Swasembada energi yang kerap disuarakan Presiden Prabowo sangat dimungkinkan untuk dicapai yakni dengan memanfaatkan energi terbarukan terutama surya, angin, dan baterai. Ketiga energi terbarukan tersebut selama ini tidak asing serta sudah mulai dipakai secara massal.
Deon Arinaldo, Manajer Program Transformasi Sistem Energi IESR, menyebut sebagai negara yang memiliki sumber daya energi terbarukan yang melimpah dan tersebar maka pengembangan energi terbarukan di Indonesia hendaknya berbasis potensi di masing-masing daerah.
Prinsipnya, dalam pemakaian energi terbarukan tersebut adalah keberlanjutan, harga yang terjangkau, resiliensi (mudah beradaptasi), dan mendukung ketahanan energi nasional. Dalam mewujudkan hal tersebut dibutuhkan kolaborasi antara pemerintah, BUMN, dan sektor swasta sesuai dengan tugas dan peran masing-masing.
Presiden Prabowo dapat menunjukkan kepemimpinan strategis untuk membangun dan memperkuat kerja sama Selatan-Selatan melakukan transisi energi yang berkeadilan. Peran serta Indonesia dalam berbagai forum internasional baik di UNFCCC, G20, ASEAN, Belt and Road Initiative (BRI) Forum for International Cooperation, dan Indonesia Africa Forum, serta politik luar negeri bebas aktif menjadi modal bagi Indonesia untuk memimpin agenda transisi energi dan pencapaiannya di negara-negara bumi selatan (global south).
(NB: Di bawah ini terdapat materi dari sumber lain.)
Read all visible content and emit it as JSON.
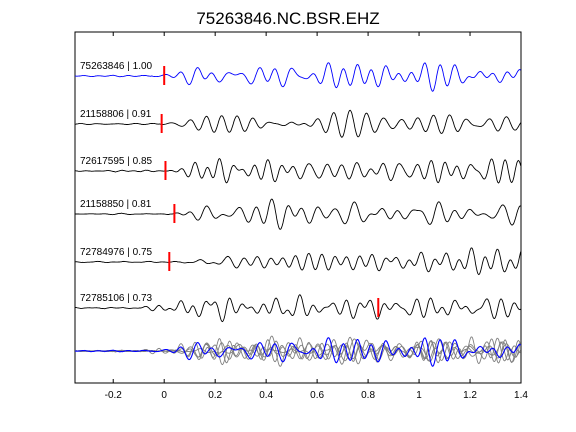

Terwujudnya kerja sama Selatan-Selatan yang intens tidak hanya berkontribusi pada upaya penurunan emisi Indonesia di sektor energi, tetapi juga mendukung transfer pengetahuan dan teknologi, serta pengembangan industri energi terbarukan domestik dan mendukung pencapaian target pertumbuhan ekonomi 8 persen lewat peningkatan investasi infrastruktur energi bersih.
Bahkan dalam ajang Indonesia Energy Transition Dialogue (IETD) 2024 yang berlangsung 4--6 November 2024, juga akan membahas perkembangan transisi energi, implikasi, peluang, dan keterkaitannya terhadap pertumbuhan ekonomi.
Berdasarkan data Dewan Energi Nasional (DEN), persentase bauran energi tertinggi tahun 2023 masih didominasi batu bara (40,46 persen), minyak bumi (30,18 persen), gas bumi (16,28 persen), sedangkan energi baru dan terbarukan (13,09 persen).
Persentase energi baru terbarukan (EBT) meningkat 0,79 persen sehingga menjadi 13,09 persen pada tahun 2023. Namun realisasi tersebut masih di bawah target yang ditetapkan sebesar 17,87 persen.
Pemerintah semula menargetkan bauran energi nasional sebesar 19,49 persen pada tahun 2024 dan 23 persen pada tahun 2025. Namun, kemudian direvisi menjadi 17--19 persen pada tahun 2025.
Dengan terwujudnya transisi menjadi energi baru dan terbarukan tentunya akan mendorong tumbuhnya bidang usaha baru, yang pada akhirnya bisa memacu pertumbuhan ekonomi tinggi yang dipatok Pemerintah.